3. VNAV Climb - the VNAV climb profile uses VNAV SPD or VNAV
PTH at the default climb speed or pilot selected climb speed to
remain within all airspeed and altitude constraints that are part of the
SID entered into the active route. Autothrottle uses selected climb
thrust limit.
4. Climb Constraints - VNAV enters the VNAV PTH mode to remain
within departure or waypoint constraints. Speed maintained during
this time can be: procedure based speed restriction, waypoint speed
restriction, default VNAV climb speed, manually entered climb speed.

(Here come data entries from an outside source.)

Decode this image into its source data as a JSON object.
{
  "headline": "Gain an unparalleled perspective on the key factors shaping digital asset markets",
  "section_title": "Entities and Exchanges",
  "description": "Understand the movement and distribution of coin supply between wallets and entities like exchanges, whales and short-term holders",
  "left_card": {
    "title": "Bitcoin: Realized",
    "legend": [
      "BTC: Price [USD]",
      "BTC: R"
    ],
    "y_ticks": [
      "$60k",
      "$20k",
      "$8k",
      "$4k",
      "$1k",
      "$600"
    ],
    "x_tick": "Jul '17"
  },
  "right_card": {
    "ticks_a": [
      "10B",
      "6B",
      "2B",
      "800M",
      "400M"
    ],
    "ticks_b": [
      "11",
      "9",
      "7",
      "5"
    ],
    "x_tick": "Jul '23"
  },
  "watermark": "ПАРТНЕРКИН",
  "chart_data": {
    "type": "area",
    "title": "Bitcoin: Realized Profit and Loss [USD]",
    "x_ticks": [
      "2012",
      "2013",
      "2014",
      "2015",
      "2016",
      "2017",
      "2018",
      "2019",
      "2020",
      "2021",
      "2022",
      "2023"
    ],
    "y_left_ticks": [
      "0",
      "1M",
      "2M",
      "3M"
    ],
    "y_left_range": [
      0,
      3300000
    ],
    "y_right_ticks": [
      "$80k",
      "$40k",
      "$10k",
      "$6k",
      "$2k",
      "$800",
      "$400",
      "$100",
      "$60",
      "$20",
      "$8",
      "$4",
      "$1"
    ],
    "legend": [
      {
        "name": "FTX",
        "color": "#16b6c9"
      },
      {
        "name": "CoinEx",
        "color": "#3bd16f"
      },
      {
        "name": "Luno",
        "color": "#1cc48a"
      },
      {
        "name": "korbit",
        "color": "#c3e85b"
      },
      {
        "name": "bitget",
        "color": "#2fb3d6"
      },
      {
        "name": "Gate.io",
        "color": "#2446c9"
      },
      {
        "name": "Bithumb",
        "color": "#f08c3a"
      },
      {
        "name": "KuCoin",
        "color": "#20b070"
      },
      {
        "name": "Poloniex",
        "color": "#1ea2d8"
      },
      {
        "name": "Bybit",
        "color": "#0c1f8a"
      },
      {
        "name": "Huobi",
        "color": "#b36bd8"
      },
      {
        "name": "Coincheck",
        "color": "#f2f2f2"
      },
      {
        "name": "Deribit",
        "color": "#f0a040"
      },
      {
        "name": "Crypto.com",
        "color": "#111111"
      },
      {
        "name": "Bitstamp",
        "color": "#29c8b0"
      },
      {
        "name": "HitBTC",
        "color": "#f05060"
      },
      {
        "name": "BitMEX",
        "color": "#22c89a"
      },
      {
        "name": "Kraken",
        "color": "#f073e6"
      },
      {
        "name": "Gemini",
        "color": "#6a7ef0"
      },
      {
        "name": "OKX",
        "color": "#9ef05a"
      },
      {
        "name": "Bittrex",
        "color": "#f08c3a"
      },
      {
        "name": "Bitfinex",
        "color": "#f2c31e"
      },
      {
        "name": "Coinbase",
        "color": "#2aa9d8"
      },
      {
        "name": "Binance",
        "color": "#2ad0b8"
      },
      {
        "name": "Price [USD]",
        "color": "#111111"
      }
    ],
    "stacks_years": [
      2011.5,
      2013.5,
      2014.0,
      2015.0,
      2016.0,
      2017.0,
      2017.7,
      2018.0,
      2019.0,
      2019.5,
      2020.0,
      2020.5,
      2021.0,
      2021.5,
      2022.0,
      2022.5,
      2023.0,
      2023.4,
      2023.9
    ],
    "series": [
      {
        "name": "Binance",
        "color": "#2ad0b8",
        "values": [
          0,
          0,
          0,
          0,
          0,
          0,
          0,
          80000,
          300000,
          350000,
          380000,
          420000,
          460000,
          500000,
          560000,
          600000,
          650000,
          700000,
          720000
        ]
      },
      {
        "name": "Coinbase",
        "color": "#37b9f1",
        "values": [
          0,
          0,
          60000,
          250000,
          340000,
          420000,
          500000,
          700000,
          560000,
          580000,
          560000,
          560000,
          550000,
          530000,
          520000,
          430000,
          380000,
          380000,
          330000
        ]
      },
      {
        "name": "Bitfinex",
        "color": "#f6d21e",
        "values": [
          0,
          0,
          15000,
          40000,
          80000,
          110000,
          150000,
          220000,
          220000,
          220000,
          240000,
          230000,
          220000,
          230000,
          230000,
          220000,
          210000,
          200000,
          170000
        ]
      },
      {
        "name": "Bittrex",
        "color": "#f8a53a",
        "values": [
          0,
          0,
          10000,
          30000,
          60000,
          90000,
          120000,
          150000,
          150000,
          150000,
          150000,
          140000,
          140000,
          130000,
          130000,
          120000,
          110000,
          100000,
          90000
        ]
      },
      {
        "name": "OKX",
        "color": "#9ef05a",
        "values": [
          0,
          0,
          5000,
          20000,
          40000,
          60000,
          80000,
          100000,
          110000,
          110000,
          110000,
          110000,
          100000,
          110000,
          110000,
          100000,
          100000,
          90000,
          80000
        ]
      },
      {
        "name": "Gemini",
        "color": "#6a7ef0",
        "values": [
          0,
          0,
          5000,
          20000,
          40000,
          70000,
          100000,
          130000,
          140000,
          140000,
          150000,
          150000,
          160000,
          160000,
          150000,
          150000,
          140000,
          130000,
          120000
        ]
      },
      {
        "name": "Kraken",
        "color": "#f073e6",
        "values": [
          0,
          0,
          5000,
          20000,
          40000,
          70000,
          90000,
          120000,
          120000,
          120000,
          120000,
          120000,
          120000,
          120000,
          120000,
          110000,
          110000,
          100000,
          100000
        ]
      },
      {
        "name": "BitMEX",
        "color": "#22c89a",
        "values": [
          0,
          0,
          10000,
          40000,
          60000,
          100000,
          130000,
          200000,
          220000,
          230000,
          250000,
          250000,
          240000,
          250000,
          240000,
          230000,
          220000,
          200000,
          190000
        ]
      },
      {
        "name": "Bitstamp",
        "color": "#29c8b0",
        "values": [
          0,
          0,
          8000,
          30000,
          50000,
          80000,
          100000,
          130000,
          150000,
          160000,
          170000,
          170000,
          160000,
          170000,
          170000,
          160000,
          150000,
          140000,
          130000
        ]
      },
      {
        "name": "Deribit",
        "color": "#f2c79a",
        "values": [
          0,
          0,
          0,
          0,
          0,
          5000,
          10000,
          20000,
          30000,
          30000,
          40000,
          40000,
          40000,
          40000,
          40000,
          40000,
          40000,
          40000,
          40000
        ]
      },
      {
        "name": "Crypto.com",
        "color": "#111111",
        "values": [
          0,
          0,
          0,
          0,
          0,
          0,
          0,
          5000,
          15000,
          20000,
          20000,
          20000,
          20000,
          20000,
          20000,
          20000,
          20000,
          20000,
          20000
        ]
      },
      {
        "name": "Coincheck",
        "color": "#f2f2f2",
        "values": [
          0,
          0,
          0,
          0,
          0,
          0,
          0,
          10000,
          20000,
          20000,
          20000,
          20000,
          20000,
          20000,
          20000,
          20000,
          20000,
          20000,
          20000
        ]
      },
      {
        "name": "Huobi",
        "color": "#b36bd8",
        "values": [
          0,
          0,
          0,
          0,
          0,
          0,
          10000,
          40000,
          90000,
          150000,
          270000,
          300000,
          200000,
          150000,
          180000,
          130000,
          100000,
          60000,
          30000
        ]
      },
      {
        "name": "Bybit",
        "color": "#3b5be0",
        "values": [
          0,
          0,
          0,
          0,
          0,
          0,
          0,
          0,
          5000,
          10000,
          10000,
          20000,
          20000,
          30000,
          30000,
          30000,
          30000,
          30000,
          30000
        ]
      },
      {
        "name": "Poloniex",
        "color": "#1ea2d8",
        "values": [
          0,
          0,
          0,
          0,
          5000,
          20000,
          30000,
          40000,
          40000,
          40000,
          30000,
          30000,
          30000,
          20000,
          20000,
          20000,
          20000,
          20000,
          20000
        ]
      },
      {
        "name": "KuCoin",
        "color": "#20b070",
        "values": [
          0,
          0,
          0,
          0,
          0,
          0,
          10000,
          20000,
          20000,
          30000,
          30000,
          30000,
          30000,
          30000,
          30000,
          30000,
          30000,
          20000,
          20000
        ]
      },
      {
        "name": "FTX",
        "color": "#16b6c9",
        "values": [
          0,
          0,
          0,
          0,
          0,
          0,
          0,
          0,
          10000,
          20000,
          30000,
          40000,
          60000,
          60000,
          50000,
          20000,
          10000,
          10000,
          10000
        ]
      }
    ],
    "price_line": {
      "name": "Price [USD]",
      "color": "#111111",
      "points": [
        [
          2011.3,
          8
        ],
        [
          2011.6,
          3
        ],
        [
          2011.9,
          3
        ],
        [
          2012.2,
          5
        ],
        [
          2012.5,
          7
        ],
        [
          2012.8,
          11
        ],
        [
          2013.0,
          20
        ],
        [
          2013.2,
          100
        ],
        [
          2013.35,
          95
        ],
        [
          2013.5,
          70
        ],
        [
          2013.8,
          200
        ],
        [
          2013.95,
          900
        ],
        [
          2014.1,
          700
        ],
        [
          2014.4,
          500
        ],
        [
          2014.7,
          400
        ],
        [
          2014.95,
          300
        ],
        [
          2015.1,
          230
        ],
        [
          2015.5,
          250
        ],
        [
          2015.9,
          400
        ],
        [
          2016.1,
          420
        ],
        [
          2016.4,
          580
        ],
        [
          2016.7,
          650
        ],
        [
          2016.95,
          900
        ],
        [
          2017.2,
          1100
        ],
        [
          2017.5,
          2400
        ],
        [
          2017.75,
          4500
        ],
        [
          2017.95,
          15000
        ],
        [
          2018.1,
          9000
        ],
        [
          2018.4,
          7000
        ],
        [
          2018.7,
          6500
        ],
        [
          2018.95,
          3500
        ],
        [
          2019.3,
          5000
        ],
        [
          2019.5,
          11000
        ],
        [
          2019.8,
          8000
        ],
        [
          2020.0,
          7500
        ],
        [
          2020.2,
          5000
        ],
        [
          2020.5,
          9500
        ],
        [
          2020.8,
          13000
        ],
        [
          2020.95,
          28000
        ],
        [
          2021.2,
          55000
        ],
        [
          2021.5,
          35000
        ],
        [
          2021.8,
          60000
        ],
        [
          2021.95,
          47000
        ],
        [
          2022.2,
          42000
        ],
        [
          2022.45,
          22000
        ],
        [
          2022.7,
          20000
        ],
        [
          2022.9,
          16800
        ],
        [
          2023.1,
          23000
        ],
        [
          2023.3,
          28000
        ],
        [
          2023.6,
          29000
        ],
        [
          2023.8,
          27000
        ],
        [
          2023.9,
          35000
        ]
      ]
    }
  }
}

If the FMC predicts the airplane will not reach an altitude constraint,
the FMSβCDU help window message UNABLE NEXT ALTITUDE
displays. Speed intervention can be used by pushing the IAS/MACH
selector and manually setting a lower airspeed to provide a steeper
climb; or, climb derates can be deleted on the THRUST LIMIT page.
5. Top Of Climb (T/C) - the point where the climb phase meets the
cruise altitude is called the top of climb. Approaching this point, the
FMC changes from the climb phase to the cruise phase. The T/C
displays any time the FMC calculates a change from a climb phase to
a cruise phase, such as a step climb.